Subramanian Lab Research
We are interested in how micron-length scale structures that are critical for cellular signaling emerge from the collective activity of nanometer sized proteins. We address this question in the context of microtubule organization for (1) cell division and (2) Hedgehog signal transduction
We primarily use a reconstitution-based approach and ‘reconstruct’ sub-reactions of these cellular pathways in vitro from purified components to decipher the fundamental rules that govern their spatial-temporal organization and function. We employ a wide range of experimental approaches, integrating information from cutting edge single-molecule approaches, high-resolution microscopy, structural methods, and biochemical and cellular read-outs.
Through these studies, our goal is to understand the molecular mechanisms relevant to developmental disorders and cancer biology.

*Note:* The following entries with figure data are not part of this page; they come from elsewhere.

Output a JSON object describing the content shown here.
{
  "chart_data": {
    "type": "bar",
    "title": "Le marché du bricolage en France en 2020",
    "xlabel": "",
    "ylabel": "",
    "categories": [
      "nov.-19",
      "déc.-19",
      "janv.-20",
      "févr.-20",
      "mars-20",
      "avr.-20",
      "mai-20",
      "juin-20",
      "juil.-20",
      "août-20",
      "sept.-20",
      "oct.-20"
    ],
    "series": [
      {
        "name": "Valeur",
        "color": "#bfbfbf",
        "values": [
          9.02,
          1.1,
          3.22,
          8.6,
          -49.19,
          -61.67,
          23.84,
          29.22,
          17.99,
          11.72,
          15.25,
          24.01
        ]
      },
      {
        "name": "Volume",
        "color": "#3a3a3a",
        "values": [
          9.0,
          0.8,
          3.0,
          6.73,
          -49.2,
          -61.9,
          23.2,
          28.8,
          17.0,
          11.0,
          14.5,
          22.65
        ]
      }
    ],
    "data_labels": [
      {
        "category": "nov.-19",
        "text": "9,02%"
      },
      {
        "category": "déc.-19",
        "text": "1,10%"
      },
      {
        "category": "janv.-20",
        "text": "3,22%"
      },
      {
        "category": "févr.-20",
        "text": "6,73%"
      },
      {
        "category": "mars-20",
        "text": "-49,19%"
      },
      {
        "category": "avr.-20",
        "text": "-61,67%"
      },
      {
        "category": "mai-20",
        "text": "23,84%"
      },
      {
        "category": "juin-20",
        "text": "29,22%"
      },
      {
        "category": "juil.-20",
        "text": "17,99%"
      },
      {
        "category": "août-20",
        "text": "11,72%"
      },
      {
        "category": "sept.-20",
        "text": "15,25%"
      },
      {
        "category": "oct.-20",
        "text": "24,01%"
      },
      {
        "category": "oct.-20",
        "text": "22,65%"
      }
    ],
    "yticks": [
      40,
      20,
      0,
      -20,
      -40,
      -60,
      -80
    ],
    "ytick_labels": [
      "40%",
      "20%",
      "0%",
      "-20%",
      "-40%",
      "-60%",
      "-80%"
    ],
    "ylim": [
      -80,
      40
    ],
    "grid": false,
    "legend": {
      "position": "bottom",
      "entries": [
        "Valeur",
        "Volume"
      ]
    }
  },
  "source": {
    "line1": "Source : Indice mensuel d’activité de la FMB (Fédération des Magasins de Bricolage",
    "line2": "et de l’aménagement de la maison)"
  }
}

How does a dividing cell find its center?
Genome integrity relies on the accurate partitioning of chromosomes during cell division. The spindle midzone is an antiparallel array of microtubules that assembles at the cell center in anaphase and provides the spatial cues that precisely position the cell cleavage furrow. We aim to decipher the mechanisms that govern the organization of the spindle midzone.
Since overlapping microtubule arrays are ubiquitously observed in several cellular contexts such as in neurons and in plant cells, we expect these studies to inform on the fundamental rules that govern the organization of microtubules into well defined arrays for distinct functions.
How is the primary cilium organized for Hedgehog signaling?
The evolutionarily conserved Hedgehog pathway is critical for embryonic development and disrupted in a growing number of tumors. In vertebrates this vital signaling pathway requires the primary cilium, a microtubule-based organelle that acts as a cellular antenna.
It is well established that defects in cilium structure result in aberrant signaling. This surprising finding raises some important questions: How is the primary cilium architecture specialized for Hedgehog signaling? How are signal transduction components spatially localized and precisely regulated within the cilium?
Our long-term goal is to provide insights into these outstanding questions by using two complementary approaches:
(i) in vitro reconstitution of key pathway sub-reactions and
(ii) quantitative live cell imaging of pathway components.
Imaging the dynamics of complex microtubule arrays by Atomic Force Microscopy (AFM)
In this new research direction, we aim to directly visualize the dynamics of complex micron-scale microtubule arrays with single microtubule and protofilament resolution.
By adapting AFM to bridge the spatial-temporal resolution gap between light and electron microscopy, we hope to gain new insights into the mechanisms that assemble and disassemble complex cellular microtubule arrays.